In large Cochrane Database of Systematic Reviews Bohren et al found, in the parameters evaluated by us, only low-quality evidence of the benefit of the presence of an accompanying person at birth. They found in the primary comparison, women who were allocated to continuous one-to-one support were more likely to have a spontaneous vaginal birth (low-quality evidence) and less likely to have any intrapartum analgesia. In addition, these women had shorter labours (low-quality evidence), were less likely to have a caesarean birth (low-quality evidence) or instrumental vaginal birth, regional analgesia, or a baby with a low five-minute Apgar score [18]. This is probably due to the high heterogeneity of the evaluated papers and the non-systematic inclusion of probands in individual groups that were not randomized. Our study is unique in that the births of women who were completely banned from the presence of an accompanying person, even though they counted on or relied on it, were also evaluated.
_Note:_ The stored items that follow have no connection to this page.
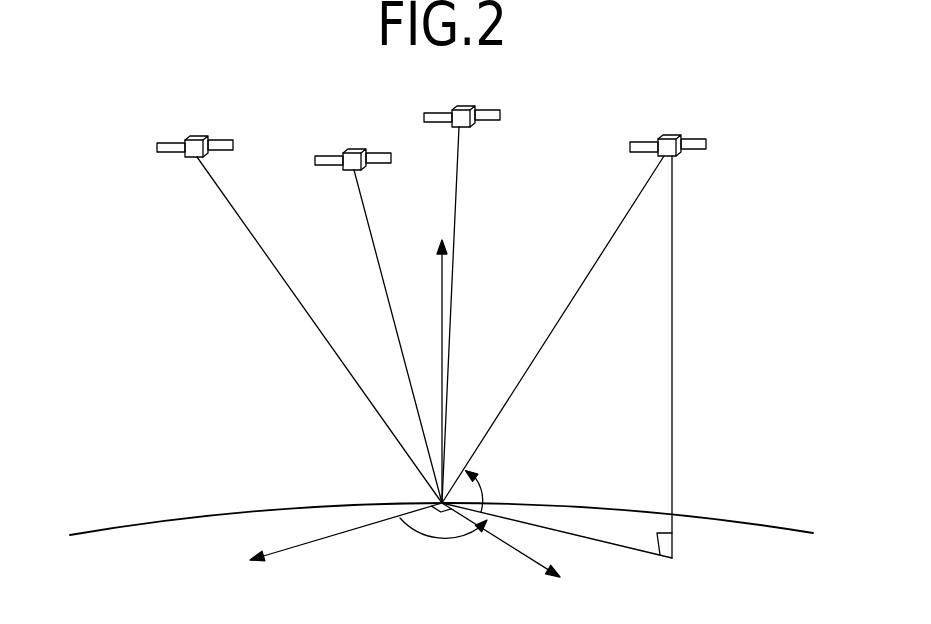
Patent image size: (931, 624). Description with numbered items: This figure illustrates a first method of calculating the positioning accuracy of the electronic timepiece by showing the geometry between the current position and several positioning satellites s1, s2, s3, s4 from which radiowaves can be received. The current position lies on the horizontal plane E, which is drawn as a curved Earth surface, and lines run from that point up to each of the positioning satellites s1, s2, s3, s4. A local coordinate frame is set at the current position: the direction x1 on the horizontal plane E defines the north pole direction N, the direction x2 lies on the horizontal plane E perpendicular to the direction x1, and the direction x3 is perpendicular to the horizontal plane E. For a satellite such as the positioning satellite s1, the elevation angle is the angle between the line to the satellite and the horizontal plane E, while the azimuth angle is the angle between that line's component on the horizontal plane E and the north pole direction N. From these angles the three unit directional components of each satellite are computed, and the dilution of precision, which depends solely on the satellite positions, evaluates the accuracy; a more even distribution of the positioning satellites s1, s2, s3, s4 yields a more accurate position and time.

The positioning satellite s1 is at (673, 137).
The positioning satellite s2 is at (466, 107).
The positioning satellite s3 is at (358, 150).
The positioning satellite s4 is at (205, 137).
The horizontal plane E is at (430, 519).
The direction x1 is at (318, 541).
The direction x2 is at (513, 554).
The direction x3 is at (440, 360).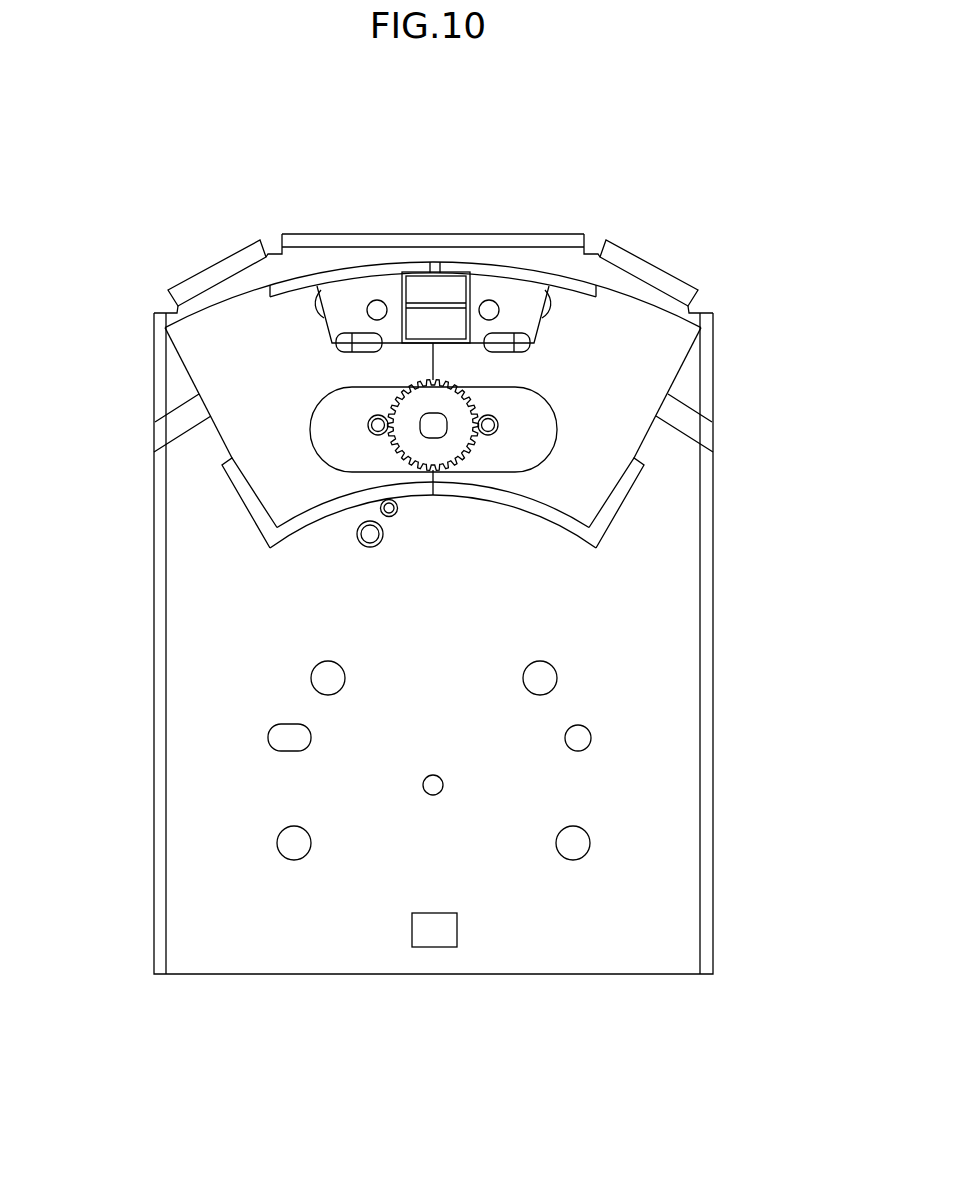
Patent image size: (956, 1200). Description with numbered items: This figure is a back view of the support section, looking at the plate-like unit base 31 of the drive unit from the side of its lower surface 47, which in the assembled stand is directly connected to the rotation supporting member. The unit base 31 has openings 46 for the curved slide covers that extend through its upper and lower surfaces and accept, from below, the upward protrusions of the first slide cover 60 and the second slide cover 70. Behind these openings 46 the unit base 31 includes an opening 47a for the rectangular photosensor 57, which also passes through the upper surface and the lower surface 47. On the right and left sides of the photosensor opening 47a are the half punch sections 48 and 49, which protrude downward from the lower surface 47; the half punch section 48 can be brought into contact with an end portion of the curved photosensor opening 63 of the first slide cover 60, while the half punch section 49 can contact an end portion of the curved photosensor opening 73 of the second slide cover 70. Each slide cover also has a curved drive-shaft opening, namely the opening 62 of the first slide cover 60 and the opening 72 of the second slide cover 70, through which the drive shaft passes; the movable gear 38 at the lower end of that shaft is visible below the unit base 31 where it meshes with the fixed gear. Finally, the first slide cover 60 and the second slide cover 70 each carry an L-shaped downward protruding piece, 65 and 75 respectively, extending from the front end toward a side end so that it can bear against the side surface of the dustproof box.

The unit base 31 is at (637, 982).
The movable gear 38 is at (408, 400).
The openings for curved slide cover 46 is at (182, 418).
The lower surface 47 is at (340, 918).
The opening for rectangular photosensor 47a is at (470, 290).
The half punch section 48 is at (490, 300).
The half punch section 49 is at (378, 300).
The photosensor 57 is at (420, 283).
The first slide cover 60 is at (677, 323).
The curved drive-shaft opening 62 is at (537, 440).
The curved photosensor opening 63 is at (547, 300).
The downward protruding piece 65 is at (547, 520).
The second slide cover 70 is at (201, 352).
The curved drive-shaft opening 72 is at (328, 441).
The curved photosensor opening 73 is at (325, 300).
The downward protruding piece 75 is at (312, 520).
According to the obtained results, the overall effect of pandemic stress on peripartum results was not demonstrated. This is in line with the finding that the effect of chronic stress (for example in natural disasters) has only been demonstrated on long-term perinatal parameters such as the number of miscarriages, the number of premature births) [19].
Given that the mothers were stressed not only by the pandemic itself, but also by the fact that in the end there will be no partner in their birth, whose support they expected and who was prepared for this task throughout pregnancy, the results of this study may seem surprising, as this burden did not affect the duration of labor or basic perinatal parameters. There are many possible explanations for this finding, from the natural ability of mental mobilization during stress to excellent support from staff. Of course, the question arises as to what, in addition to the psychosocial benefit, is the health perinatal benefit of the presence of an accompanying person at childbirth.
CONCLUSIONS
Based on the results of this study, it can be concluded that the absence of the father or accompanying person at birth does not affect the main perinatal outcomes. The decision on the presence of the father at the birth is entirely up to the couple.
This finding provides more freedom in the mother’s decision about the presence of an accompanying person at the birth. Also, it may be an argument for reducing the remorse (bad feelings) of fathers who cannot or do not want to be present at birth.
Further studies are desirable, either in terms of confirming the results of this study or in terms of assessing various cultural and civilizational phenomena for the monitored parameters.
Acknowledgments
Special thanks to Lukas Dostalek for help with data collection and statistical evaluation.
Conflict of interest
Author declare no conflict of interest.